Bruised by the most resounding rejection of a referendum in the history of the State, the Government is now reconsidering whether the time is right to proceed with its next proposal to amend the Constitution.

The ratification of the Unified Patent Court (UPC) was scheduled to take place alongside the European and local elections on June 7th. A referendum is required because some judicial sovereignty would be transferred from Irish courts to the UPC. The issue has yet to impress itself on the public consciousness. Until recently it seemed the main challenge for the Government, as well as for the Electoral Commission, which is tasked with informing the electorate, would simply be to alert voters to the referendum’s existence.

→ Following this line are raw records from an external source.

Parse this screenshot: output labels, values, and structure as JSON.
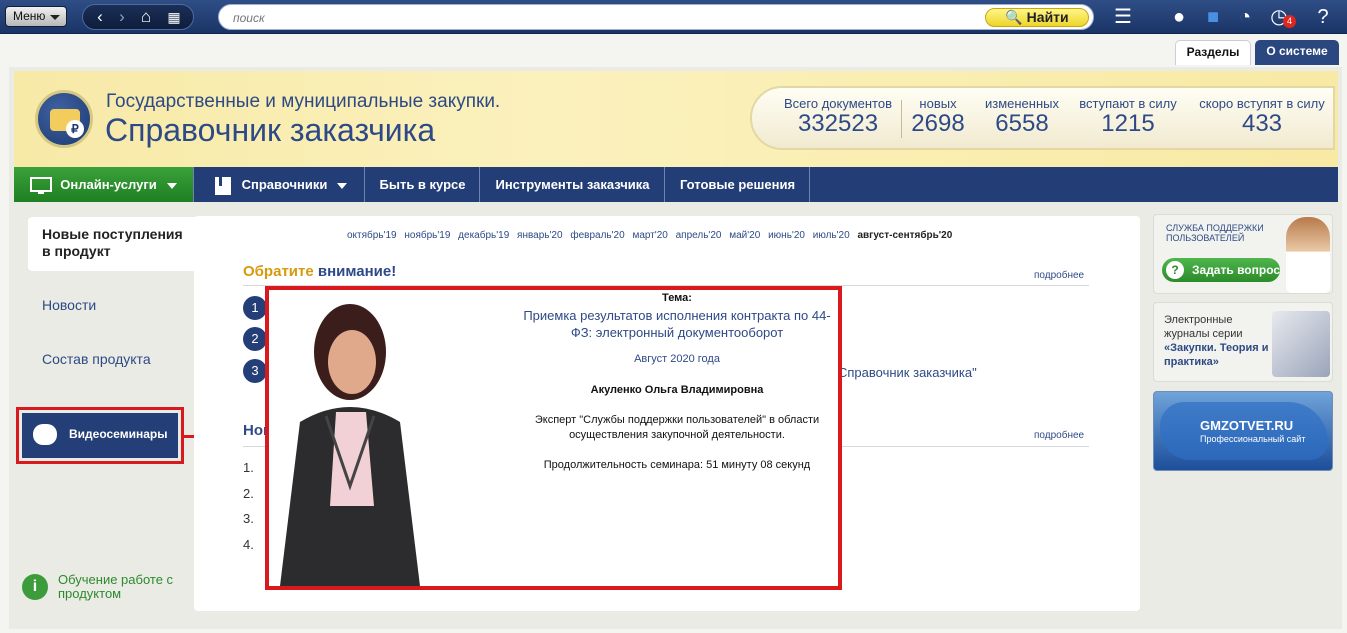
{
  "toolbar": {
    "menu_label": "Меню",
    "search_placeholder": "поиск",
    "find_label": "Найти",
    "notifications_count": "4"
  },
  "tabs": {
    "sections": "Разделы",
    "about": "О системе"
  },
  "brand": {
    "subtitle": "Государственные и муниципальные закупки.",
    "title": "Справочник заказчика"
  },
  "stats": [
    {
      "label": "Всего документов",
      "value": "332523"
    },
    {
      "label": "новых",
      "value": "2698"
    },
    {
      "label": "измененных",
      "value": "6558"
    },
    {
      "label": "вступают в силу",
      "value": "1215"
    },
    {
      "label": "скоро вступят в силу",
      "value": "433"
    }
  ],
  "nav": {
    "online": "Онлайн-услуги",
    "reference": "Справочники",
    "course": "Быть в курсе",
    "tools": "Инструменты заказчика",
    "solutions": "Готовые решения"
  },
  "sidebar": {
    "active": "Новые поступления в продукт",
    "news": "Новости",
    "contents": "Состав продукта",
    "video": "Видеосеминары",
    "learn": "Обучение работе с продуктом"
  },
  "months": [
    "октябрь'19",
    "ноябрь'19",
    "декабрь'19",
    "январь'20",
    "февраль'20",
    "март'20",
    "апрель'20",
    "май'20",
    "июнь'20",
    "июль'20",
    "август-сентябрь'20"
  ],
  "attention": {
    "prefix": "Обратите",
    "rest": " внимание!",
    "more": "подробнее"
  },
  "news_block": {
    "title_fragment": "Нов",
    "more": "подробнее"
  },
  "fragment_text": "Справочник заказчика\"",
  "popup": {
    "theme_label": "Тема:",
    "title": "Приемка результатов исполнения контракта по 44-ФЗ: электронный документооборот",
    "date": "Август 2020 года",
    "author": "Акуленко Ольга Владимировна",
    "description": "Эксперт \"Службы поддержки пользователей\" в области осуществления закупочной деятельности.",
    "duration": "Продолжительность семинара:  51 минуту 08 секунд"
  },
  "promos": {
    "support": "СЛУЖБА ПОДДЕРЖКИ ПОЛЬЗОВАТЕЛЕЙ",
    "ask": "Задать вопрос",
    "journals": "Электронные журналы серии",
    "journals_name": "«Закупки. Теория и практика»",
    "site": "GMZOTVET.RU",
    "site_sub": "Профессиональный сайт"
  }
}
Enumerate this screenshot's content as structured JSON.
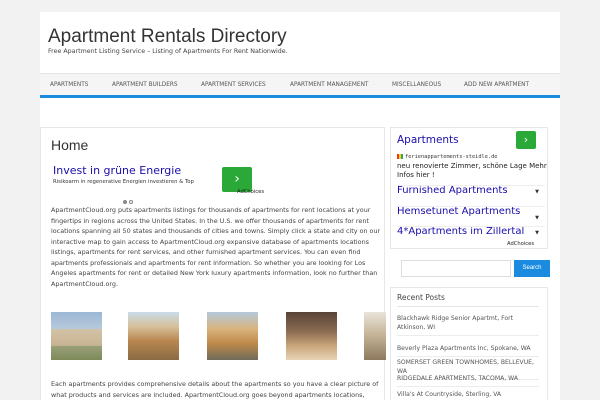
{
  "site": {
    "title": "Apartment Rentals Directory",
    "description": "Free Apartment Listing Service – Listing of Apartments For Rent Nationwide."
  },
  "nav": {
    "items": [
      {
        "label": "Apartments"
      },
      {
        "label": "Apartment Builders"
      },
      {
        "label": "Apartment Services"
      },
      {
        "label": "Apartment Management"
      },
      {
        "label": "Miscellaneous"
      },
      {
        "label": "Add New Apartment"
      }
    ]
  },
  "main": {
    "page_title": "Home",
    "ad": {
      "title": "Invest in grüne Energie",
      "subtitle": "Risikoarm in regenerative Energien investieren & Top",
      "go_icon": "chevron-right-icon",
      "adchoices": "AdChoices"
    },
    "paragraph1": "ApartmentCloud.org puts apartments listings for thousands of apartments for rent locations at your fingertips in regions across the United States. In the U.S. we offer thousands of apartments for rent locations spanning all 50 states and thousands of cities and towns. Simply click a state and city on our interactive map to gain access to ApartmentCloud.org expansive database of apartments locations listings, apartments for rent services, and other furnished apartment services. You can even find apartments professionals and apartments for rent information. So whether you are looking for Los Angeles apartments for rent or detailed New York luxury apartments information, look no further than ApartmentCloud.org.",
    "paragraph2": "Each apartments provides comprehensive details about the apartments so you have a clear picture of what products and services are included. ApartmentCloud.org goes beyond apartments locations, however, with access to apartments for rent tools and resources such as"
  },
  "sidebar": {
    "ad": {
      "title": "Apartments",
      "url": "ferienappartements-steidle.de",
      "description": "neu renovierte Zimmer, schöne Lage Mehr Infos hier !",
      "links": [
        {
          "label": "Furnished Apartments"
        },
        {
          "label": "Hemsetunet Apartments"
        },
        {
          "label": "4*Apartments im Zillertal"
        }
      ],
      "adchoices": "AdChoices"
    },
    "search": {
      "placeholder": "",
      "button_label": "Search"
    },
    "recent": {
      "title": "Recent Posts",
      "items": [
        {
          "label": "Blackhawk Ridge Senior Apartmt, Fort Atkinson, WI"
        },
        {
          "label": "Beverly Plaza Apartments Inc, Spokane, WA"
        },
        {
          "label": "SOMERSET GREEN TOWNHOMES, BELLEVUE, WA"
        },
        {
          "label": "RIDGEDALE APARTMENTS, TACOMA, WA"
        },
        {
          "label": "Villa's At Countryside, Sterling, VA"
        }
      ]
    }
  },
  "colors": {
    "accent": "#1b8be0",
    "ad_link": "#1a0dab",
    "ad_button": "#2aa838"
  }
}
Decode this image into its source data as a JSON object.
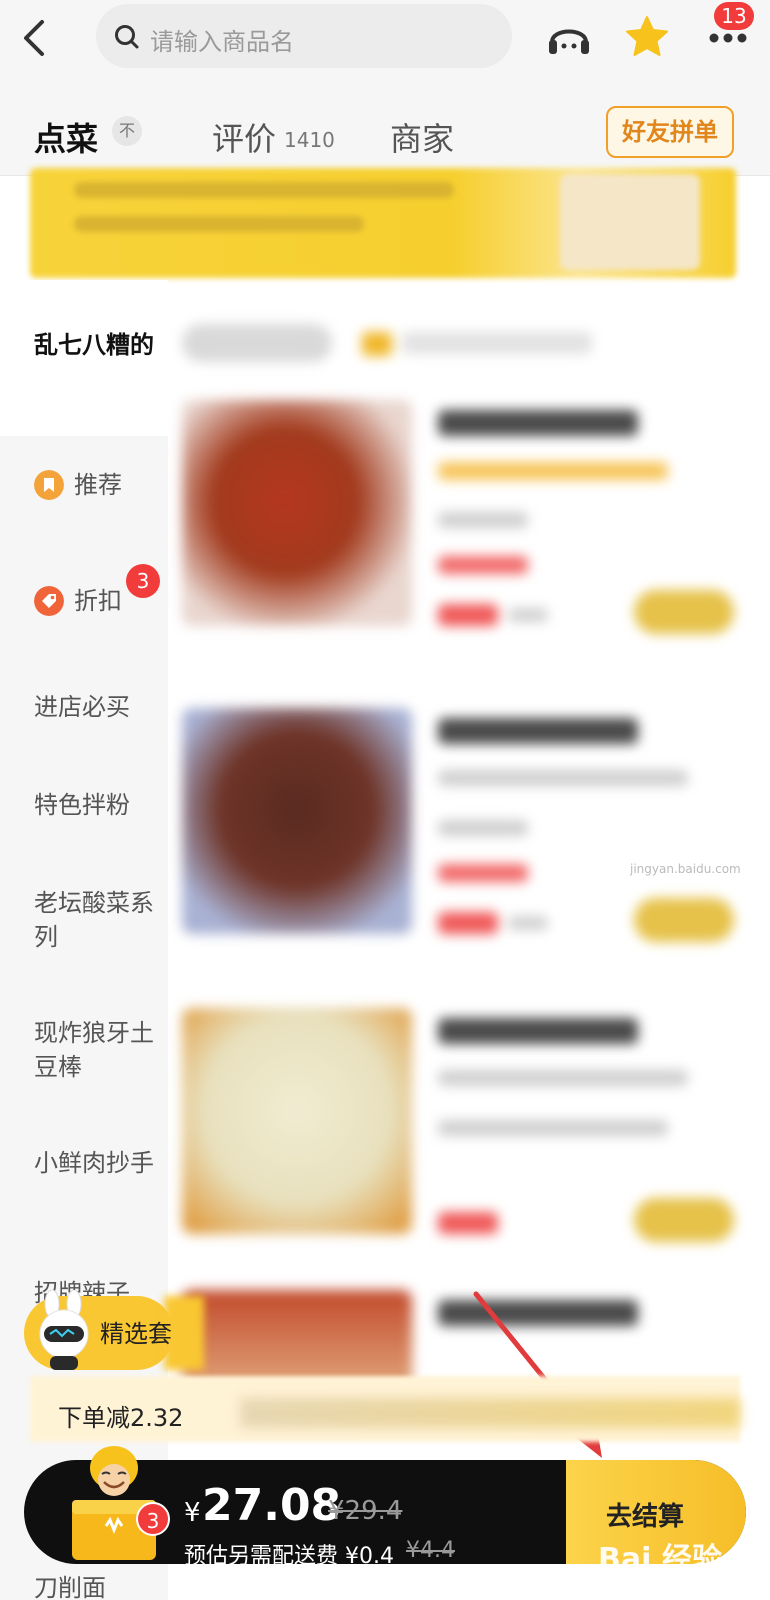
{
  "header": {
    "search_placeholder": "请输入商品名",
    "more_badge": "13"
  },
  "tabs": {
    "menu": "点菜",
    "top_marker": "不",
    "review": "评价",
    "review_count": "1410",
    "merchant": "商家",
    "group_order": "好友拼单"
  },
  "sidebar": {
    "items": [
      {
        "label": "乱七八糟的",
        "active": true
      },
      {
        "label": "推荐",
        "icon": "bookmark-icon"
      },
      {
        "label": "折扣",
        "icon": "discount-tag-icon",
        "badge": "3"
      },
      {
        "label": "进店必买"
      },
      {
        "label": "特色拌粉"
      },
      {
        "label": "老坛酸菜系列"
      },
      {
        "label": "现炸狼牙土豆棒"
      },
      {
        "label": "小鲜肉抄手"
      },
      {
        "label": "招牌辣子"
      },
      {
        "label": "刀削面"
      }
    ]
  },
  "promo": {
    "label": "精选套"
  },
  "discount": {
    "text": "下单减2.32"
  },
  "cart": {
    "badge": "3",
    "currency": "¥",
    "price": "27.08",
    "original_price": "¥29.4",
    "fee_text": "预估另需配送费 ¥0.4",
    "fee_original": "¥4.4",
    "checkout_label": "去结算"
  },
  "watermark": {
    "text": "Bai 经验",
    "url": "jingyan.baidu.com"
  },
  "colors": {
    "accent": "#f9c732",
    "badge": "#f23c3c",
    "group_btn": "#e1861a"
  }
}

There was less concern that the proposition itself might be contentious or that it would not pass. However, that calculation has clearly changed following the results of the referendums on care and the family in March. There are a range of reasons why these were so decisively defeated, not all of which would be relevant to the patent vote. The strong opposition from different political perspectives which the last referendums inspired are unlikely to be repeated in this case. But there is no doubt that some of the same factors – a lack of preparation, confused messaging, a lacklustre campaign – could well be repeated in June. And with the political parties focused on getting their candidates elected, there is every chance that their commitment to a referendum campaign would be half-hearted. If voters sense that lack of enthusiasm, history suggests they are likely to respond in kind.

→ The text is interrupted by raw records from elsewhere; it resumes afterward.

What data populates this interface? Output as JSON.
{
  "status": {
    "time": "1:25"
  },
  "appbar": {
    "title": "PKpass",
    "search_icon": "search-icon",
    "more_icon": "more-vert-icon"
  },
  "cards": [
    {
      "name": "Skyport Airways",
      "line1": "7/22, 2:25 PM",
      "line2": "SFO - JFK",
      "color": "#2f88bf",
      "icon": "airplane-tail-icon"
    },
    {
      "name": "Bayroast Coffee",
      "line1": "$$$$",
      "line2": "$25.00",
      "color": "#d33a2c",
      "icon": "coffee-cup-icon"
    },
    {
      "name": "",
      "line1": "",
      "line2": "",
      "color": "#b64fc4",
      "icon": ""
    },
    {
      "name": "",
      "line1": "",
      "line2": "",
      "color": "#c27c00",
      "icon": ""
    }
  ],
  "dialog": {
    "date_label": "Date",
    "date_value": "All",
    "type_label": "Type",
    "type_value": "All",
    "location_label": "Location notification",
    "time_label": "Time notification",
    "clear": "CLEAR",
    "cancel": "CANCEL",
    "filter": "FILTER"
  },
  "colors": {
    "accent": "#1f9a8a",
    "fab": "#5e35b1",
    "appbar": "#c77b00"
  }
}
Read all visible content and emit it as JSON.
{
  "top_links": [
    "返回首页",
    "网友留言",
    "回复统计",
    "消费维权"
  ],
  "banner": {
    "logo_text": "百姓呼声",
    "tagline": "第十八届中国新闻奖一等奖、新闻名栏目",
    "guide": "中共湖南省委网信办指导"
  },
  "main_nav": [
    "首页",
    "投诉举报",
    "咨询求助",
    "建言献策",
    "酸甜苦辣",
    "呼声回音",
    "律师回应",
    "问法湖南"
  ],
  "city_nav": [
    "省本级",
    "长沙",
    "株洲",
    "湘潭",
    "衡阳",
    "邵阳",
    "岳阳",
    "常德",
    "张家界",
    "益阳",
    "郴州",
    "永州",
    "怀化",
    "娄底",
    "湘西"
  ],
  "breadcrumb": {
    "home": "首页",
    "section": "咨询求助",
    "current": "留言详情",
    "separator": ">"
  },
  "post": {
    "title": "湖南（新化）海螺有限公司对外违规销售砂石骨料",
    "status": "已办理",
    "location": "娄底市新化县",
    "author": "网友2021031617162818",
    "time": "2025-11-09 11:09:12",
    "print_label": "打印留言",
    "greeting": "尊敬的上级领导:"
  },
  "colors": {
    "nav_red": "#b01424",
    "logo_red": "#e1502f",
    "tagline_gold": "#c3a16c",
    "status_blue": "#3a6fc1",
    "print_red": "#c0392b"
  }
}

It is unfortunate that Ireland’s entry into the UPC may be delayed as a result. The consolidation of European patent law has merit and offers opportunities for local enterprise. But a defeat could take the issue off the political agenda for a generation and discretion may be the better part of valour. In fact, deferring the referendum could be the first of several decisions a risk-averse Government takes to remove potential banana skins on its path towards a general election.